Challenge: How to Maximize HRA ROI
Baptist Health has used health risk assessments (HRAs) since 2013. As of December 2019 they have 9 Medicom Health assessments. However, before 2016 there had not been a solid plan in place to promote them or leverage completions. For the most part, the HRAs were simply placed on the website. Basically, the hard work needed to maximize HRA ROI was left unfinished.
That all changed in 2016. The Baptist Health team rediscovered their own HRAs as a potent tactic for accomplishing their goals. Admirably, they shouldered the challenge of actively increasing the quality and quantity of HRA completions through paid campaigns and organic traffic. They built out effective follow-up plans. They integrated internal system resources and personnel to take advantage of user completions. And, they tackled unanticipated challenges along the way– like resistance from service lines, provider offices, and hospitals.
Strategy & Tactics
The marketing team decided on a multi-phase approach to maximize HRA ROI.
Phase 1 – Get the value out of the completions that were already happening
- Improve CTAs: First, they optimized their calls-to-action at the end of the HRAs and in follow-up emails. They consulted with other hospital marketers for advice on customizing these to best fit the hospital location and processes.
- Identify internal resources: They identified the right internal staff contacts who should follow-up with Moderate and High Risk HRA results.

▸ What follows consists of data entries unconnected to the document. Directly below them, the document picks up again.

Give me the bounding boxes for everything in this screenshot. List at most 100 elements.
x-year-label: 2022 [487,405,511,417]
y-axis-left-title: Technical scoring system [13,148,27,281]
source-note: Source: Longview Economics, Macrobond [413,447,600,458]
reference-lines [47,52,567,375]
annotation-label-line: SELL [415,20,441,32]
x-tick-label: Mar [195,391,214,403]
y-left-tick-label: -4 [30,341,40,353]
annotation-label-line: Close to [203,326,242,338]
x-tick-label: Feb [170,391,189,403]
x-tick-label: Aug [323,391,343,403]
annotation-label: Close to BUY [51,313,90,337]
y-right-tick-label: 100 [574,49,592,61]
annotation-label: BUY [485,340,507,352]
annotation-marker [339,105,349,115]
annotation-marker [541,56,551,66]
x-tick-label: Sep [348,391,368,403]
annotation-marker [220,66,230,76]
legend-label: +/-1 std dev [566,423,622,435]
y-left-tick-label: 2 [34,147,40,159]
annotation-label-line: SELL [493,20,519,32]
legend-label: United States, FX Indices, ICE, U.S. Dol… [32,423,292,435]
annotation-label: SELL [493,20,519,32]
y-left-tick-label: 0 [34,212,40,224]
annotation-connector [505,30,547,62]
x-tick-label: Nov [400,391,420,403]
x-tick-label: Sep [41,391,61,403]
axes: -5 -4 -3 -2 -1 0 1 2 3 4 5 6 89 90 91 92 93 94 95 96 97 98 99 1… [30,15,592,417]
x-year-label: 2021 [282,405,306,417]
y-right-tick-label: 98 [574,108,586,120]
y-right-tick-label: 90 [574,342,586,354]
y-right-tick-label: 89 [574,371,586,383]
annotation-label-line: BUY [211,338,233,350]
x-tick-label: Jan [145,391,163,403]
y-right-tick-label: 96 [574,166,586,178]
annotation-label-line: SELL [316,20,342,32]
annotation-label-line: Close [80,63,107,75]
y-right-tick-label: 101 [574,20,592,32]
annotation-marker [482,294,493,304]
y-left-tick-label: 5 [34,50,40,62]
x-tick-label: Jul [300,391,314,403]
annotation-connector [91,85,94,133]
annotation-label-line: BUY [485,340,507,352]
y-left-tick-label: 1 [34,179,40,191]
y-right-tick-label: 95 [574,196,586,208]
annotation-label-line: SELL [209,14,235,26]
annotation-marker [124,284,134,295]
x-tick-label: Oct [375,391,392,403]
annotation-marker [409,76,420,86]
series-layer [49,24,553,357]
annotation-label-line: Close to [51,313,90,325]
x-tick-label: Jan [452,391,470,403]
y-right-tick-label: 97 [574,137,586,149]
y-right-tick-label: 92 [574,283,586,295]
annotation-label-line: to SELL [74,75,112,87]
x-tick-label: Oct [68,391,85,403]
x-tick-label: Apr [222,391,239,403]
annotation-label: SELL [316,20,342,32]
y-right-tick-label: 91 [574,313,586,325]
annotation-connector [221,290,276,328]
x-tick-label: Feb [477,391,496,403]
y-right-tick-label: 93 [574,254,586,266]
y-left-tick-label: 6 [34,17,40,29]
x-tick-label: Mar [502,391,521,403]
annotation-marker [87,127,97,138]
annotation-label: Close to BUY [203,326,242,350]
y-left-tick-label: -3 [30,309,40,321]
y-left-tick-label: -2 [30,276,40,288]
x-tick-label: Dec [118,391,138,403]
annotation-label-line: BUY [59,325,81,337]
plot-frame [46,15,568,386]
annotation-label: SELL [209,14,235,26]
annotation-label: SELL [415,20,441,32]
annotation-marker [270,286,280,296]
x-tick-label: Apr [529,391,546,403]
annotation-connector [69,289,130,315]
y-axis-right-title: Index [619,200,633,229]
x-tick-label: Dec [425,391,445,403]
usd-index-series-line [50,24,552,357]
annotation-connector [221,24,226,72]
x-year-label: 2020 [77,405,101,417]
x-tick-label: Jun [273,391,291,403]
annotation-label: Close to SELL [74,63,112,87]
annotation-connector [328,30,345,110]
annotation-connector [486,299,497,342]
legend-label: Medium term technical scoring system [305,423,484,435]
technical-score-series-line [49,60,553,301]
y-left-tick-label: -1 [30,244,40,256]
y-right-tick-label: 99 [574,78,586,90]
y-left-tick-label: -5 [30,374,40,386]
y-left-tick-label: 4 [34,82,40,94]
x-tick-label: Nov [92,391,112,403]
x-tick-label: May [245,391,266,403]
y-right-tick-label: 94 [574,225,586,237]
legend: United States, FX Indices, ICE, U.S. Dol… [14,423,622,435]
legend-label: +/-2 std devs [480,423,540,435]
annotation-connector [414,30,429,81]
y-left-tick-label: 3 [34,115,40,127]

- Recruit & train internal resources: They sought and achieved the commitment of the (mostly clinical) staff who would connect with higher risk completions. This was challenging as it required time and energy from already busy people. Marketing was able to show convince them of the potential value and secure their dedication to the process.
Phase 2 – Increase quantity and quality of completions
- Increase website entry points: Next, they audited the roughly 30 website pages the HRAs were on. They scraped their site and determined the ideal on-site placements for each HRA type. In the end, they deployed over 250 placements. This implementation gave far more opportunities to connect with potential and current patients. By placing each HRA within conditions and service line content, they saw immediate improvement in the quality of the people completing the HRA. This was because potential patients were self-qualifying themselves as interested. For example, they had already landed on the breast cancer page.
- Increase non-website entry points: They tested offsite as well. They added call to actions to paid search site link extensions. Engagement from clicks on the site to an HRA completion was 39% over a six-month test. While these both increased the quality and number of the HRAs completed, our team had further to go. They developed monthly social and organic campaigns that target the audiences for HRA completions. These included Facebook and Google My Business listings. Most recently, they added them to LinkedIn with astounding performance.
Phase 3 – Act more deeply on valuable user data to achieve goals
- Target users without PCPs: In addition, as an access initiative, their team took notice of the fact that within each HRA, a user must designate if they have a PCP and if they have seen them in the last year. In 2019 alone, they had 1,615 users raise their hand saying they didn’t have a PCP. Their health system had recently launched a patient connection hub for physician referrals. They worked with them to pilot the hub, following up on users who stated they didn’t have a PCP. They worked with potential patients to schedule an appointment. Pleasantly, there was no extra money spent here, but rather was an opportunity that had been overlooked.
Ultimately, they were successful in their efforts to maximize HRA ROI.
- They met primary their service line goals, surpassing $4 million in direct service line charges.
- Additionally, HRA users generated almost $17 million in total charges across the system.
- HRA completions increased an incredible 700% in just 3 years’ time!
- The new patient connection hub booked appointments with 28.75% of users without a primary care provider.
- Continually refine your HRA promotions. Audit your messaging and channels every month. Brainstorm with your team annually to generate ideas for improvement.
- Analyze your entire workflow for opportunities. Understand your true goals. Undoubtedly, the untapped potential of users without PCPs were extremely valuable to us.
- Remember, HRA completion isn’t the end goal here, ROI is. We are looking to develop audiences to target people and optimize based on those people who have had a primary encounter with Baptist Health after taking an HRA.
- As HRAs grow, be ready for pushback. It is probable that more questions will arise from locations and potentially from leadership in the future. Have a plan and strategy in place to address any questions or concerns.
Baptist Health is a health system made up of 8 hospitals in Kentucky and Southern Indiana, headquartered in Louisville, Kentucky. They have more than 300 points of care including outpatient facilities offering Urgent Care, Occupational Medicine, Physical Therapy and Diagnostics.